On the other hand Spike had never been one for torture in the past. The fear, the realisation, the death; that was the link between hunter and prey. More, he had decided, was pandering to one's own sense of insecurity, the need to force a submission that was only worth while when it came naturally. Maybe that would be enough for Xander too. He had an open mind on the issue. Plenty of time to decide.

Momentarily lost in blood dreams, Spike only caught a glimpse of the rather conventionally green and scaly demon coming out of the side alley seconds before Xander did. Xander turned and bolted with astonishing decisiveness in the opposite direction, through the cemetery gate. The demon followed and Spike vaulted the low wall to keep the runners in sight.

The demon caught up with Xander near Spike's crypt. It slashed at the man's retreating back. Xander turned to face it, a metal bar from the building site held in front of him with both hands. He was mouthing something that Spike couldn't catch; Spike guessed obscenities rather than incantations. The demon contemptuously brushed the bar aside and a talon scraped down Xander's chest. Xander cringed back as the demon stepped forward.
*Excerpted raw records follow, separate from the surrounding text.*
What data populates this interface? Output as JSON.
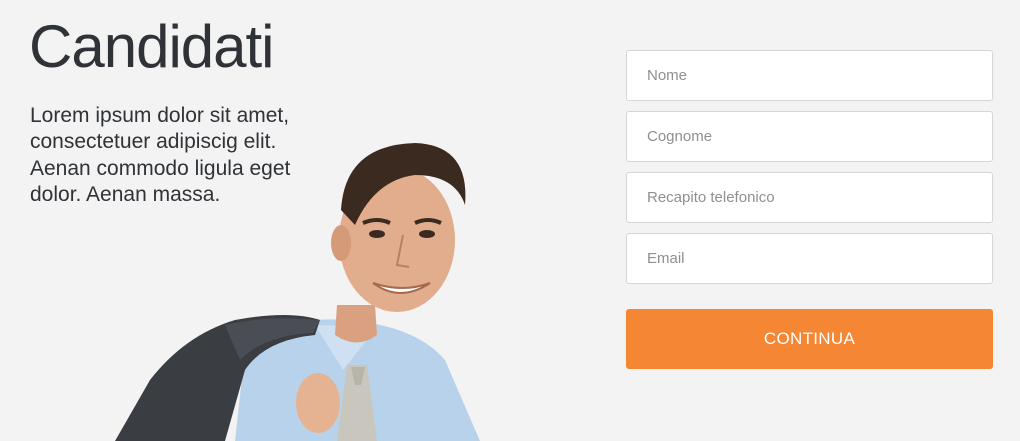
{
  "header": {
    "title": "Candidati",
    "intro": "Lorem ipsum dolor sit amet, consectetuer adipiscig elit. Aenan commodo ligula eget dolor. Aenan massa."
  },
  "form": {
    "fields": [
      {
        "name": "nome",
        "placeholder": "Nome"
      },
      {
        "name": "cognome",
        "placeholder": "Cognome"
      },
      {
        "name": "telefono",
        "placeholder": "Recapito telefonico"
      },
      {
        "name": "email",
        "placeholder": "Email"
      }
    ],
    "submit_label": "CONTINUA"
  },
  "colors": {
    "background": "#f3f3f3",
    "accent": "#f58634",
    "text": "#2f3237"
  }
}
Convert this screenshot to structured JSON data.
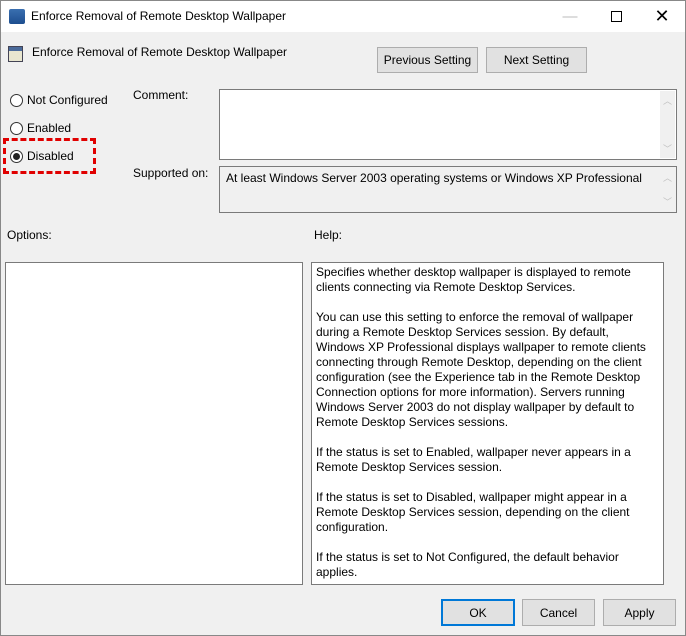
{
  "window": {
    "title": "Enforce Removal of Remote Desktop Wallpaper"
  },
  "header": {
    "policy_name": "Enforce Removal of Remote Desktop Wallpaper",
    "previous_label": "Previous Setting",
    "next_label": "Next Setting"
  },
  "state": {
    "options": [
      {
        "label": "Not Configured",
        "checked": false
      },
      {
        "label": "Enabled",
        "checked": false
      },
      {
        "label": "Disabled",
        "checked": true
      }
    ],
    "highlight_color": "#e00000"
  },
  "comment": {
    "label": "Comment:",
    "value": ""
  },
  "supported": {
    "label": "Supported on:",
    "value": "At least Windows Server 2003 operating systems or Windows XP Professional"
  },
  "options_label": "Options:",
  "help": {
    "label": "Help:",
    "paragraphs": [
      "Specifies whether desktop wallpaper is displayed to remote clients connecting via Remote Desktop Services.",
      "You can use this setting to enforce the removal of wallpaper during a Remote Desktop Services session. By default, Windows XP Professional displays wallpaper to remote clients connecting through Remote Desktop, depending on the client configuration (see the Experience tab in the Remote Desktop Connection options for more information). Servers running Windows Server 2003 do not display wallpaper by default to Remote Desktop Services sessions.",
      "If the status is set to Enabled, wallpaper never appears in a Remote Desktop Services session.",
      "If the status is set to Disabled, wallpaper might appear in a Remote Desktop Services session, depending on the client configuration.",
      "If the status is set to Not Configured, the default behavior applies."
    ]
  },
  "footer": {
    "ok": "OK",
    "cancel": "Cancel",
    "apply": "Apply"
  }
}
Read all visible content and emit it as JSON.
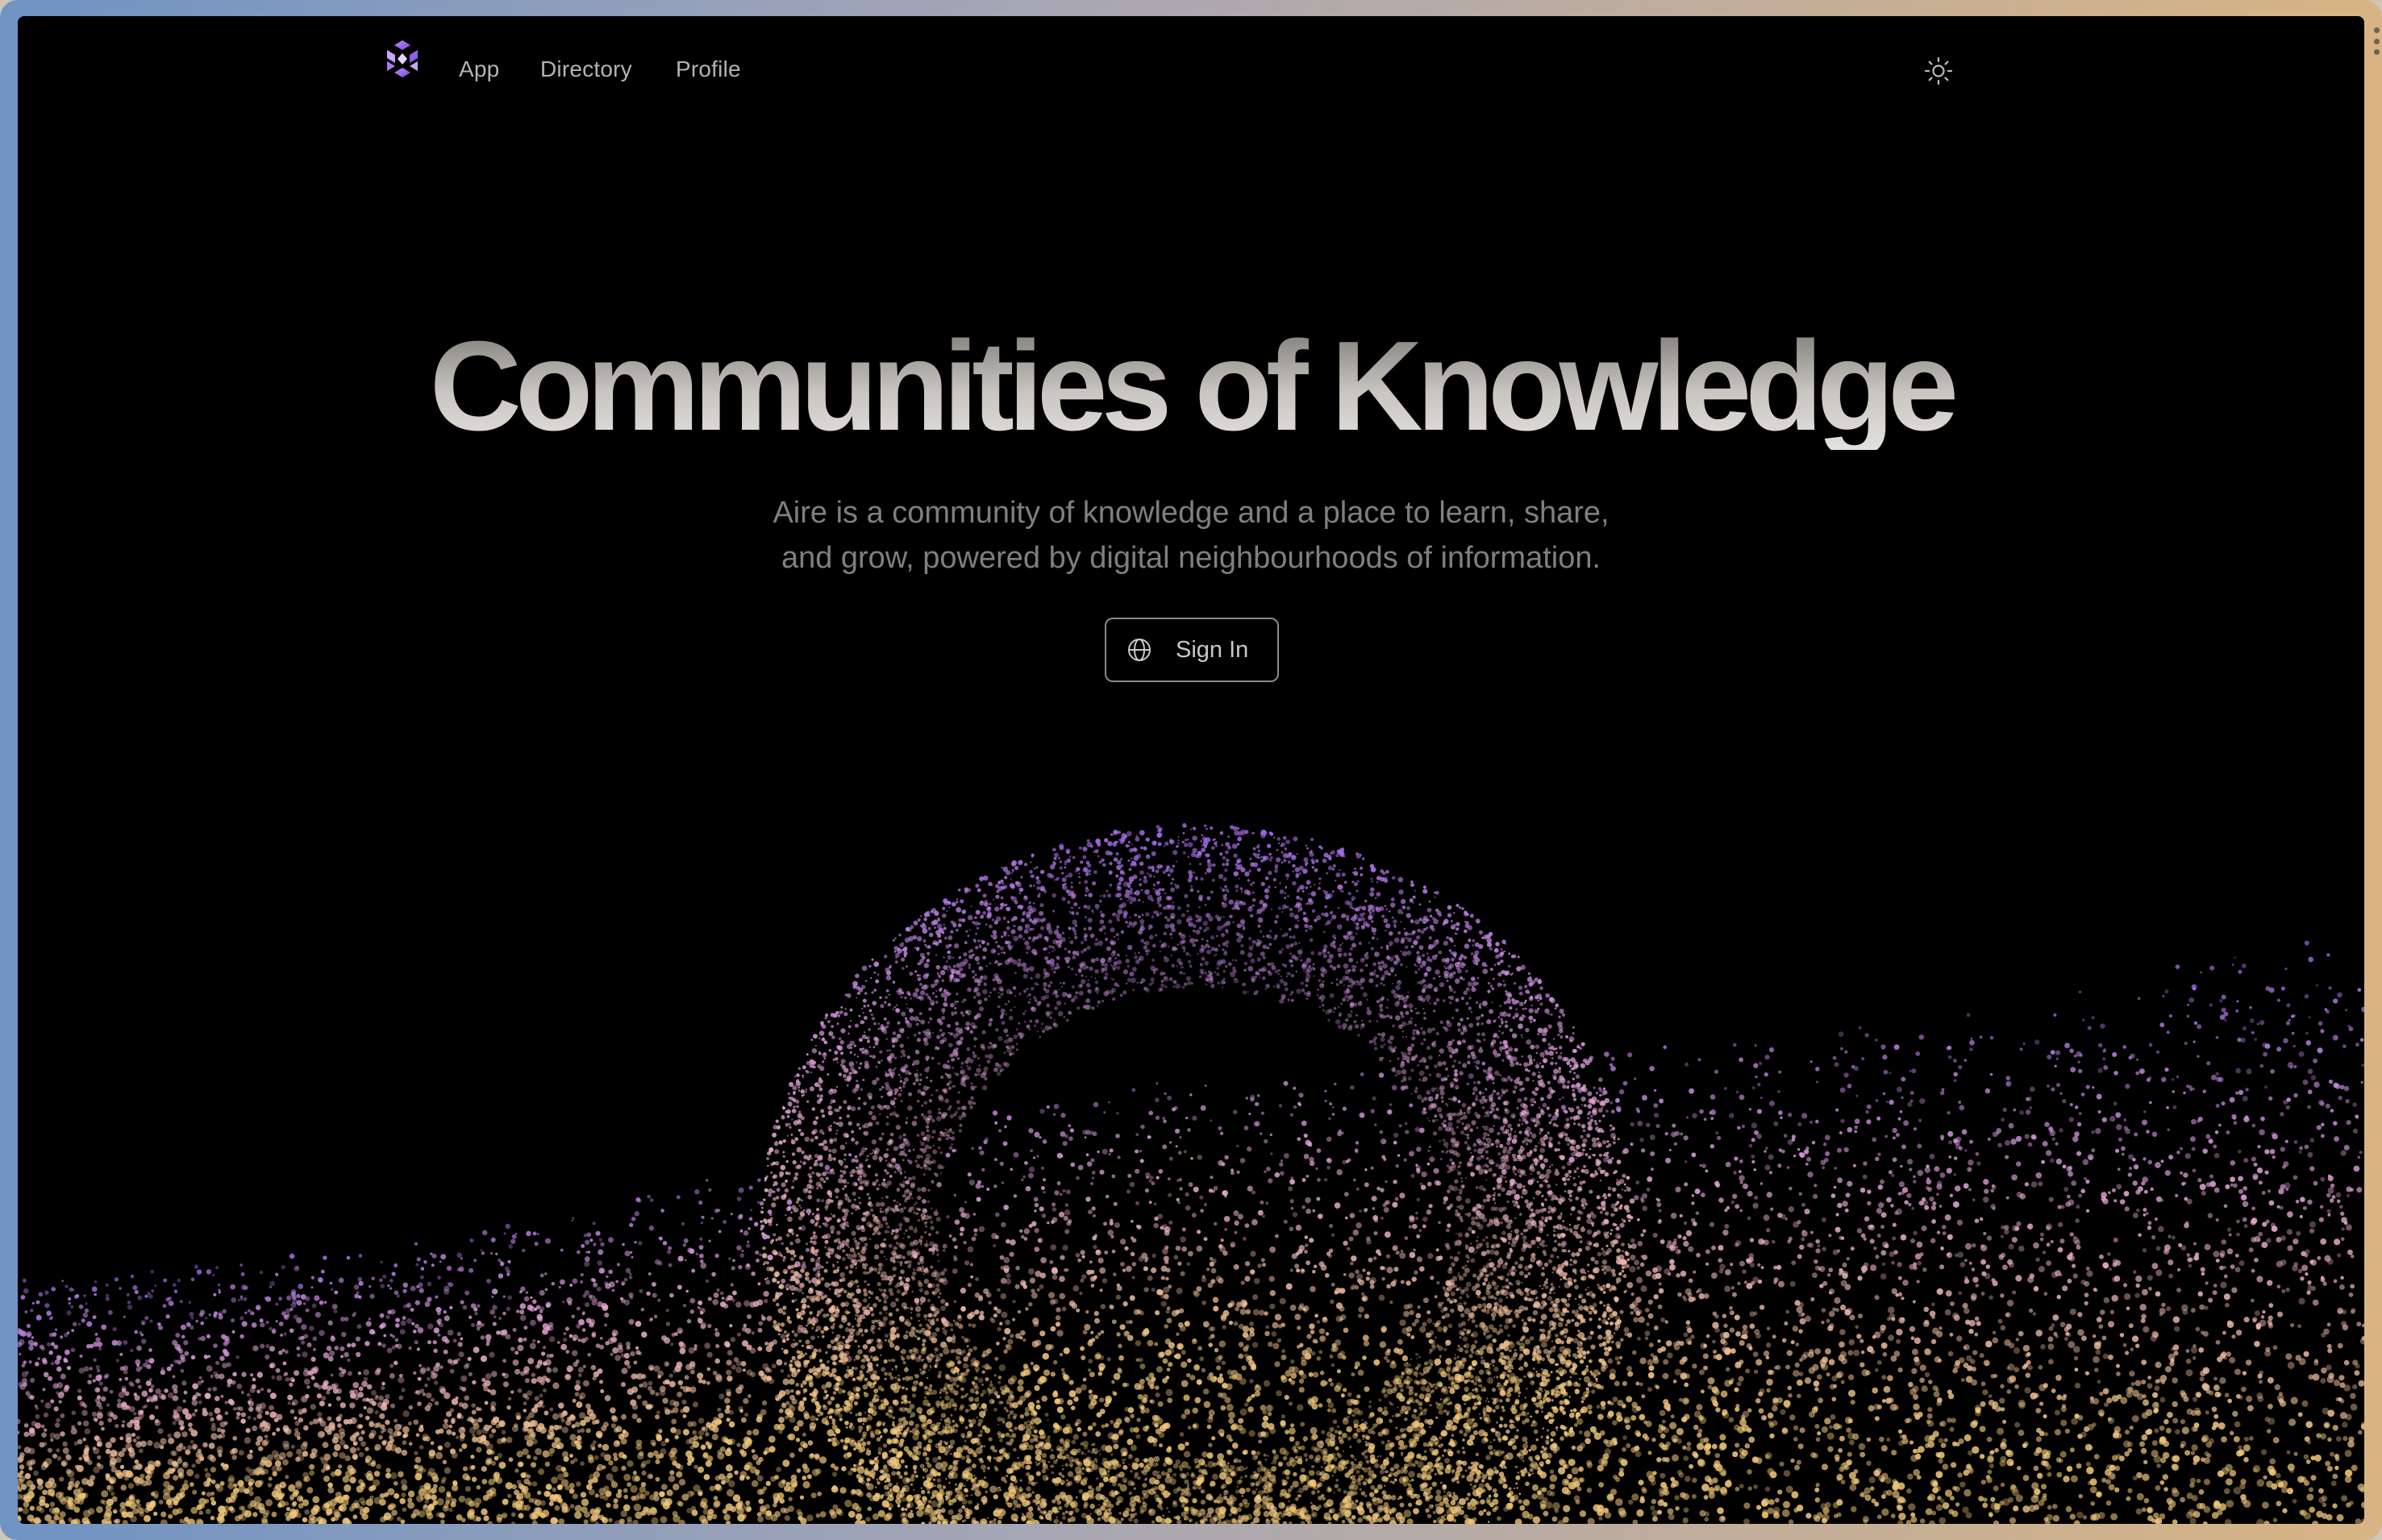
{
  "nav": {
    "logo_icon": "aire-hexagon-logo-icon",
    "links": [
      {
        "label": "App"
      },
      {
        "label": "Directory"
      },
      {
        "label": "Profile"
      }
    ],
    "theme_toggle_icon": "sun-icon"
  },
  "hero": {
    "title": "Communities of Knowledge",
    "subtitle_line1": "Aire is a community of knowledge and a place to learn, share,",
    "subtitle_line2": "and grow, powered by digital neighbourhoods of information.",
    "signin_label": "Sign In",
    "signin_icon": "globe-icon"
  },
  "colors": {
    "background": "#000000",
    "particle_purple": "#9a62e8",
    "particle_pink": "#e2a3d6",
    "particle_gold": "#f0c77a"
  }
}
Spike felt the familiar stir of delight. His head was clear again. This was what the night was meant for. If the demon wanted a fight it could have one. Spike was in the mood for giving the pathetic mortal a demonstration of who he really was.

He stepped between the demon and its victim. He was aware of everything; the demon´s double take and grunt of annoyance, Xander flinching back even further (from him this time, and that was sweet),the iron bar lying on the grass a yard to his left. He swung easily under the demon´s frantic lunge and was around with the cold metal in his hand in one smooth motion.

Spike could feel his face shifting, the weight of the last few days lifting. He was ready to dance with this new and rather unappealing green partner, and anyone else it cared to bring along.

The demon had clearly not come expecting to dance however. Its talons were sharp enough but it was disappointingly slow and it seemed to Spike that the fight had barely begun before he was looking down on the monster, neck broken, outstretched beneath the nearby ash.

For the first time he consciously noticed the smell of blood. Xander was crumpled against a grave, eyes open. A black stain in the moonlight was starting to cover his ripped shirt.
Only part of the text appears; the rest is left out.